Le fantôme de Jean-Luc Godard au Festival de Cannes 2023

Bien sûr, où que vous alliez Cannes tu tombes sur la belle photo de Catherine Deneuve choisie comme image officielle de la 76e édition du Festival. Mais accrocher vraiment le festival avec sa longue ombre, cette année comme tant de fois dans le passé, en est un autre grand. Celui d’un autre grand. D’un autre inaccessible, encore plus inaccessible que le divin Deneuve. L’ombre sournoise de Jean-Luc Godard.
Godard qui n’était pas qu’un réalisateur, mais un mythe, une légende. Même dans la vie. Légende alimentée par Godard lui-même avec son cinéma, bien sûr, mais aussi avec ses interviews, ses polémiques, ses disparitions.

Qu’on le veuille ou non – et il est franchement impossible que dans la très longue filmographie de Godard n’est-ce pas au moins quelque chose que vous aimez – Jean-Luc Godard méritait ce mythe. Parce que Godard était un génie.
Un génie qui a peut-être claqué son génie, son intelligence et son extraordinaire créativité face au spectateur, ou à l’interlocuteur, d’une manière qui peut aujourd’hui (mais aussi alors) être considérée comme discutable ; mais tout de même un génie.
Il dit François TruffautDans le documentaire Godard par Godard qui faisait partie de l’hommage au réalisateur organisé au sein de la section Cannes ClassiquesCe Jusqu’au dernier souffle était avec Quatrième pouvoir le meilleur début de l’histoire du cinéma dans son ensemble. Je, pour dire, pense que Jusqu’au dernier souffle est meilleur, et plus influent, et plus radical dans l’avancée faite au cinéma comme art et comme langage, même que le film de Welles.
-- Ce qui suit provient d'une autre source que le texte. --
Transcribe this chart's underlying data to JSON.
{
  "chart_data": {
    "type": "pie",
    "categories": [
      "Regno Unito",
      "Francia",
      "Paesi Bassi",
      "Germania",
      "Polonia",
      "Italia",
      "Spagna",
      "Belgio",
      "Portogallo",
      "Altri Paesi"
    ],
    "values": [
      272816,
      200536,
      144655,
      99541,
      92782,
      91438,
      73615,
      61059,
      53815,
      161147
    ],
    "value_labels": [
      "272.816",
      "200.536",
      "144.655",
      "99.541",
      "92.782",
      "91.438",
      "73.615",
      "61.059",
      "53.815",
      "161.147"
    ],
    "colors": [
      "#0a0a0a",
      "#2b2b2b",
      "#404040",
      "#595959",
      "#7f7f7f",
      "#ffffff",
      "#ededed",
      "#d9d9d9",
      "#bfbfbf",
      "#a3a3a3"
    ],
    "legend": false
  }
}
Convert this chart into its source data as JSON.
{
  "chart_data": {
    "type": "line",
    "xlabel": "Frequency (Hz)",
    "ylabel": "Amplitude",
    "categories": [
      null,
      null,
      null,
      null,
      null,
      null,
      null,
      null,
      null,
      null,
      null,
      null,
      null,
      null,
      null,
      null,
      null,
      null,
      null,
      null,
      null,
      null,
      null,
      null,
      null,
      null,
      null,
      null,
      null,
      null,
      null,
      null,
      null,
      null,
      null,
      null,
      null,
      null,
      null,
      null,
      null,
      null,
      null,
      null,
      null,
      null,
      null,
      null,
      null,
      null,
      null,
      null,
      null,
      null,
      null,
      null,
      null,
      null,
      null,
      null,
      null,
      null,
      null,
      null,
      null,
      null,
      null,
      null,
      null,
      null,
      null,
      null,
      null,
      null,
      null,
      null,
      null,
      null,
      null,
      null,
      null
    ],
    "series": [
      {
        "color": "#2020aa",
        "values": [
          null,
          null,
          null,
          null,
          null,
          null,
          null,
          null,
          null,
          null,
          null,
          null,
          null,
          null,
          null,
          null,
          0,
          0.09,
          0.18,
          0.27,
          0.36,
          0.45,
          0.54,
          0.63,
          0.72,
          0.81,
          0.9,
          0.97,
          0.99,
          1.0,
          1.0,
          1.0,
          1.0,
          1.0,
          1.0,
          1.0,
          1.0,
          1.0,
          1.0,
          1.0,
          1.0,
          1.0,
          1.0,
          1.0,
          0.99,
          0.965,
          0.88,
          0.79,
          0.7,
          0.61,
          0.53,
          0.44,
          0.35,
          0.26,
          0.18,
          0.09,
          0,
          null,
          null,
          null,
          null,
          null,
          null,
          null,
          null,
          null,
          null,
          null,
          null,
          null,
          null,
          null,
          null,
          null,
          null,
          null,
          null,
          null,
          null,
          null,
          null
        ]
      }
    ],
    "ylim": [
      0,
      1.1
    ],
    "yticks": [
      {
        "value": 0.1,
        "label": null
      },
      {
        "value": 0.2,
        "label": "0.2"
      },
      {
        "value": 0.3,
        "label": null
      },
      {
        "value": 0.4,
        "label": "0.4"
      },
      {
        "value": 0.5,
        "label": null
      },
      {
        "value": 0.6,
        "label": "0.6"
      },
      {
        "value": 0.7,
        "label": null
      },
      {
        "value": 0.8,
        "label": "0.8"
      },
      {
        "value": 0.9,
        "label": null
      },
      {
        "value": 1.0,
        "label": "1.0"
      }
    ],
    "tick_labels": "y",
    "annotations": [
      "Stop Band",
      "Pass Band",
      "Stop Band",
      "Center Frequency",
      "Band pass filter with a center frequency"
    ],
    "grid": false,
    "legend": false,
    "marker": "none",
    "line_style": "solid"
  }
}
Voici: tu n’aimes peut-être pas Godard, mais tu ne peux pas ne pas aimer A bout de souffle.
On ne peut manquer d’aimer ces premiers films qui précèdent la première des nombreuses transformations qu’a subies le cinéma de Godard au fil des années, la politique, qui aussi dans le documentaire vu ici à Cannes – dans ce qui a été souligné à plusieurs reprises comme étant la préférée de GodardDebussy – coïncide avec le making of de Le chinois. Bref, le tournant politique. Celui-la écrit par Frédéric Bonnaud, directeur de la Cinémathèque françaiseEt réalisé par Florence PlataretsEt un documentaire très simple et direct, très peu godardien si l’on veut, qui reconstitue l’extraordinaire parcours de cet auteur à travers le montage d’images d’archives uniquement – films, backstage, interviews: après le tournant politique, la voie expérimentale et son exil, le retour vers un cinéma et une scène publique plus compréhensibles, le retour à Cannes, la tarte au visage, le Lion d’Or – le premier prix est arrivé incroyablement en retard, et merci à mon ami Bernardo Bertolucci – Pour Prénom Carmenet puis tout le reste.
Y compris, bien sûr, l’obsession toujours croissante du sens de l’image, de la limite du langage (également cinématographique) et des stratégies de dépassement et d’approfondissement.
Simple et direct, Godard par Godard, mais loin d’être négligeable, je dirais même très important, surtout pour la capacité qu’il a à faire – silencieusement, discrètement – un portrait qui n’est pas seulement de Godard le réalisateur, mais aussi de Godard l’homme.
Un homme très intelligent, méprisant, énervé, provocateur qui a rejeté toute hypocrisie des interactions humaines au point de frôler l’arrogance et la grossièreté. Mais aussi un homme qui, en vieillissant, a montré – avant sa retraite définitive de la scène publique – des signes de très léger ramollissement.

Dans le cadre de l’hommage à Godard, qui comprenait également une projection du Mépris en version restaurée, d’après le documentaire Godard par Godard l’attendu a également été projeté Film annonce du film qui n’existera jamais: «Drôles de Guerres»le soi-disant « court métrage posthume » du réalisateur.
Ici, ces vingt minutes, vingt minutes de signes fixes (avec un seul court intermède filmé), collages réalisés sur cartes A5 par Godard lui-même avec textes et photos, présentés avec fond sonore, qui sont hypothétiquement l’ébauche de ce qui aurait pu devenir un film , je n’aurais pas montré.
Non pas parce qu’ils ne contiennent pas de choses très intéressantes, mais parce que clairement quelqu’un qui, le voyant ainsi, maintenant, manque de cette mise au point finale que lui seul, extension jlgaurait-il pu garantir.